Because OBI EE’s architecture is flexible, it provides a solid foundation for all three types of reporting. For operational and tactical reporting, OBI EE provides the capability to access information directly from the transaction databases themselves. For strategic reporting, OBI EE provides an integrated data warehouse. Oracle BI applications include ETL scripts to populate the data warehouse along with reports and dashboards that access its information.

Rapid Results Without a Data Warehouse
Customers can rapidly realize value from their investment in OBI EE without implementing a data warehouse. Delivering operational and tactical reports through direct access to transactional systems is completely compatible with delivering strategic reports through a data warehouse. If a customer does have data warehouse needs along with immediate reporting requirements, they can choose to implement a solution that will easily deliver operational, tactical and strategic reports while working on their long-term data warehouse initiatives.

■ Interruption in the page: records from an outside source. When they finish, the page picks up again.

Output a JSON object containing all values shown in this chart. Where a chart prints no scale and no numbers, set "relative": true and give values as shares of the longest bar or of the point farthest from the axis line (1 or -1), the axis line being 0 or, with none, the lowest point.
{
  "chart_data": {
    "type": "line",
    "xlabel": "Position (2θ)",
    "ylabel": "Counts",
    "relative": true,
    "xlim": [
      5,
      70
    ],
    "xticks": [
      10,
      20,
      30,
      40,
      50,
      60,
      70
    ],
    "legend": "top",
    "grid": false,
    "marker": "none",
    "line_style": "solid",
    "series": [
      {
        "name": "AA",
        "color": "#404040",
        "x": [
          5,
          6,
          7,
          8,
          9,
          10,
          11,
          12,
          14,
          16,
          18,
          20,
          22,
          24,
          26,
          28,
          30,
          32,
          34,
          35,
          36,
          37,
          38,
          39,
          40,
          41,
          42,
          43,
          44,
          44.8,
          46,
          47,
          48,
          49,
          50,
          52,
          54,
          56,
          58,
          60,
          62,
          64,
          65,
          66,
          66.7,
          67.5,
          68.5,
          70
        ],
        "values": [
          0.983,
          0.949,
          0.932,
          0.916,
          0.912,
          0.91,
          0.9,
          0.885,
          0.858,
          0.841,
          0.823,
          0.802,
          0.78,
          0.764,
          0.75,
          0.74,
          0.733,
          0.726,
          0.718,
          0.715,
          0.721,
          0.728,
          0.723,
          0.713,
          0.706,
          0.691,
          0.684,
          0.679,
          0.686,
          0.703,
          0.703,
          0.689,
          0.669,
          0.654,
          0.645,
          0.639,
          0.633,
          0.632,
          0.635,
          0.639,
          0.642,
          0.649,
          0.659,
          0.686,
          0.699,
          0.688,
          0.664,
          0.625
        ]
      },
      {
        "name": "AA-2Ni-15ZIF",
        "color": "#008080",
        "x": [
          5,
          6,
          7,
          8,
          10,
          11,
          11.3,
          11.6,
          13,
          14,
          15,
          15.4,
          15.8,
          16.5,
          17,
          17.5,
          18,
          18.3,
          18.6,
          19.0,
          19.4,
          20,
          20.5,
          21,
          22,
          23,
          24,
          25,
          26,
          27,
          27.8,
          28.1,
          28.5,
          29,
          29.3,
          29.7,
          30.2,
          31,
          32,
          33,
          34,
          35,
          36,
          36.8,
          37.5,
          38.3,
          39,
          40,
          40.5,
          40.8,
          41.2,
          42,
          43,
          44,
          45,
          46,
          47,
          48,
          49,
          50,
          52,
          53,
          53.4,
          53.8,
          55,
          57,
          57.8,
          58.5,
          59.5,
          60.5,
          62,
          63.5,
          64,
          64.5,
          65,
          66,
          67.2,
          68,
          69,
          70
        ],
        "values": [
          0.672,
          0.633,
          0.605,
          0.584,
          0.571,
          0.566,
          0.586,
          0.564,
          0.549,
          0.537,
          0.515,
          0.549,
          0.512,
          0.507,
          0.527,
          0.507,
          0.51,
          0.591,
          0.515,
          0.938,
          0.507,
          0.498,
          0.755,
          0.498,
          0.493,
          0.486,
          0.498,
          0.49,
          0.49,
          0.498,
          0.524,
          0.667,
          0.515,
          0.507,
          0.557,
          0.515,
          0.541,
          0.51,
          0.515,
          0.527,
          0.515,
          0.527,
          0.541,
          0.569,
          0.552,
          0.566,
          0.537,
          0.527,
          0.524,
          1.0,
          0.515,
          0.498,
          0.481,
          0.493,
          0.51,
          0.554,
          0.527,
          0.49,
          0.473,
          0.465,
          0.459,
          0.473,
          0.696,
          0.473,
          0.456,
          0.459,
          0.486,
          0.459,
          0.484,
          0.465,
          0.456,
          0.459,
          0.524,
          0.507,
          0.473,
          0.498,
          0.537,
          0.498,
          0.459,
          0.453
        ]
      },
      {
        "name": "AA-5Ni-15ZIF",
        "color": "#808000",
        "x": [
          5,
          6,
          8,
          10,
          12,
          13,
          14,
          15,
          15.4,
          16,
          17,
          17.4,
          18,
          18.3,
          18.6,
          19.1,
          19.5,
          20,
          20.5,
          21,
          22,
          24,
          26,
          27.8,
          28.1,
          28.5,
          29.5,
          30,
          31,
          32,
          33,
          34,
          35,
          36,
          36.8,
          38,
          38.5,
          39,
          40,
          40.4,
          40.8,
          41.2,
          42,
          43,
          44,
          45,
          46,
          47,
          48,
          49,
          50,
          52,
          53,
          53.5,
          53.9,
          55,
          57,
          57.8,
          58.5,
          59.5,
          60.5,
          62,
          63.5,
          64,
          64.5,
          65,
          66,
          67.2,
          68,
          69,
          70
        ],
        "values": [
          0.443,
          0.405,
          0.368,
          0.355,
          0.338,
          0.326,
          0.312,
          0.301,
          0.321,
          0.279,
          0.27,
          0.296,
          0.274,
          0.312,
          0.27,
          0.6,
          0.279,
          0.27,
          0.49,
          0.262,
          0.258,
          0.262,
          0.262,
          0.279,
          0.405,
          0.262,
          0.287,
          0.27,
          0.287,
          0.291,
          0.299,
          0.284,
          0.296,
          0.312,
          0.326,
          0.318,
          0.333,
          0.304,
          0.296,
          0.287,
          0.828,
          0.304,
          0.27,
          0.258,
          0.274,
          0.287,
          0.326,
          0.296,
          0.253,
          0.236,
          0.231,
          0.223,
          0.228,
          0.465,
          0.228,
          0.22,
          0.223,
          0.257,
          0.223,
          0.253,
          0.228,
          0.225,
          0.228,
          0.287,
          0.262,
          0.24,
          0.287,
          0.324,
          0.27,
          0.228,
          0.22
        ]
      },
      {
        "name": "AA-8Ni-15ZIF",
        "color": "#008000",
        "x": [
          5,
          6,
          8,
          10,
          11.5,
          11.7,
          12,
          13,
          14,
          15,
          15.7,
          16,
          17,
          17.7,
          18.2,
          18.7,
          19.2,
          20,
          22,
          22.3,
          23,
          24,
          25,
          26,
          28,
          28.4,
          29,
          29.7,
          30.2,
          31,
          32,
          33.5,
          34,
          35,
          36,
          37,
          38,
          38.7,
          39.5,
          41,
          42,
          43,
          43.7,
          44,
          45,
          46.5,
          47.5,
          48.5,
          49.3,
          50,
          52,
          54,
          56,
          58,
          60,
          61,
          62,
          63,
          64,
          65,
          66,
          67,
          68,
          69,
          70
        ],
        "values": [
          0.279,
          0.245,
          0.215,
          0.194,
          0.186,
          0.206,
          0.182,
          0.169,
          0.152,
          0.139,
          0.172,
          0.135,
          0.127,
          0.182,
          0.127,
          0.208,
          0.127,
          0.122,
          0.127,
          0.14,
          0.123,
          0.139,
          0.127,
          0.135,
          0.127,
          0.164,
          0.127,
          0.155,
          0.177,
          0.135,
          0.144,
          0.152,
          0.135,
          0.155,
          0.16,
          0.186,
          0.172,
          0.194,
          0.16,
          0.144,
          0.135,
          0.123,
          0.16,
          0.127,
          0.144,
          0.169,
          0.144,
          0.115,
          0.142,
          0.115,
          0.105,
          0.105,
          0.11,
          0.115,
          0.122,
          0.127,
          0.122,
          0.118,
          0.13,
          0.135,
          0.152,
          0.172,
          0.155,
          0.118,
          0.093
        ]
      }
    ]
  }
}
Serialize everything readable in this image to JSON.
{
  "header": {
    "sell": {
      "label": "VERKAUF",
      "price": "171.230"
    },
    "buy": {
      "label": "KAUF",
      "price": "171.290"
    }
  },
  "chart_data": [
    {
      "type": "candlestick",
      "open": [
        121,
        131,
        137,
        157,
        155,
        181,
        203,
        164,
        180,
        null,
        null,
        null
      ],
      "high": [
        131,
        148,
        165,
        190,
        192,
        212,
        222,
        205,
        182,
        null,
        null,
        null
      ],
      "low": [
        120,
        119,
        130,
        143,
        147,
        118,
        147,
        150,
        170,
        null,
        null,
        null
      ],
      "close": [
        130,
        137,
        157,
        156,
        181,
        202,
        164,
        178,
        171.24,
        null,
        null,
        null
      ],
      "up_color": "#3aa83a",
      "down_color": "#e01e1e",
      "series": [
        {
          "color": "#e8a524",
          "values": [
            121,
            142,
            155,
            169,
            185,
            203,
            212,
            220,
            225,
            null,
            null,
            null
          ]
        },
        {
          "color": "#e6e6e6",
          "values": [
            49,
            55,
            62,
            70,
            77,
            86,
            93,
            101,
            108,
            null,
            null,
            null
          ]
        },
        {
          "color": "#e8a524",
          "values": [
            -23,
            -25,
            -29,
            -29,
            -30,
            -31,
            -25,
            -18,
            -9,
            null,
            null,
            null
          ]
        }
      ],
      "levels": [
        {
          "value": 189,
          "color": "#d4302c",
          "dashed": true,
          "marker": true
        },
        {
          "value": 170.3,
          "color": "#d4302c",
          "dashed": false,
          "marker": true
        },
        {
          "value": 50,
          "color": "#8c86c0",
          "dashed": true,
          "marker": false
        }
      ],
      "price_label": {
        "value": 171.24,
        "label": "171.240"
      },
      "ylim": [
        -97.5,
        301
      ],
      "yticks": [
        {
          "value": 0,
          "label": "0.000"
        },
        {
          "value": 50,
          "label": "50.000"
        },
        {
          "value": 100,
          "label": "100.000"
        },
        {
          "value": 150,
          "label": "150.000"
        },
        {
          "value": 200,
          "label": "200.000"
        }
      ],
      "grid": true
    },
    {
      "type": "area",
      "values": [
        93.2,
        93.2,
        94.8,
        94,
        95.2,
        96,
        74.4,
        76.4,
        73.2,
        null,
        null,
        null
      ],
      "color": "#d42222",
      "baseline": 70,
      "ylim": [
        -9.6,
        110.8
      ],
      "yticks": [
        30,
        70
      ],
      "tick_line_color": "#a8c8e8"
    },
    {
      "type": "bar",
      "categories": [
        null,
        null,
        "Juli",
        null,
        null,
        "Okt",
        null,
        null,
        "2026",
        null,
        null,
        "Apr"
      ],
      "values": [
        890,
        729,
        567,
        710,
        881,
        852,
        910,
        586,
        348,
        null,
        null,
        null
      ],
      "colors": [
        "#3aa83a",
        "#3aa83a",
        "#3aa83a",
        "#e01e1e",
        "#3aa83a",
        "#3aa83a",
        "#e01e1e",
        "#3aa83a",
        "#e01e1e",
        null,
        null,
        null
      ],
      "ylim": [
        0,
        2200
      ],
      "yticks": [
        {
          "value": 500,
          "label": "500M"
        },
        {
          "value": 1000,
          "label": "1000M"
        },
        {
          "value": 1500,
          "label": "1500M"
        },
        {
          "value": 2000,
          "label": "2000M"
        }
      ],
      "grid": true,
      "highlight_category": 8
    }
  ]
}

Many customers have concerns regarding performance degradation on their transaction system when a reporting solution is allowed to query the same transaction tables at the same time the application users are processing transactions. Customers can avoid this potential impact by making a copy of the database and reporting from that copy, or by creating a data warehouse. Both of these solutions require additional computing resources, software infrastructure and IT expertise.

In the case of data warehouses, they typically require extensive software development and high maintenance costs to deliver and maintain just a handful of reports. Not all organizations are able to absorb the extra time, money and risk necessary to make this long-term approach feasible. In addition, there is a very real possibility that a data warehouse project will fall short of the original justifications for it.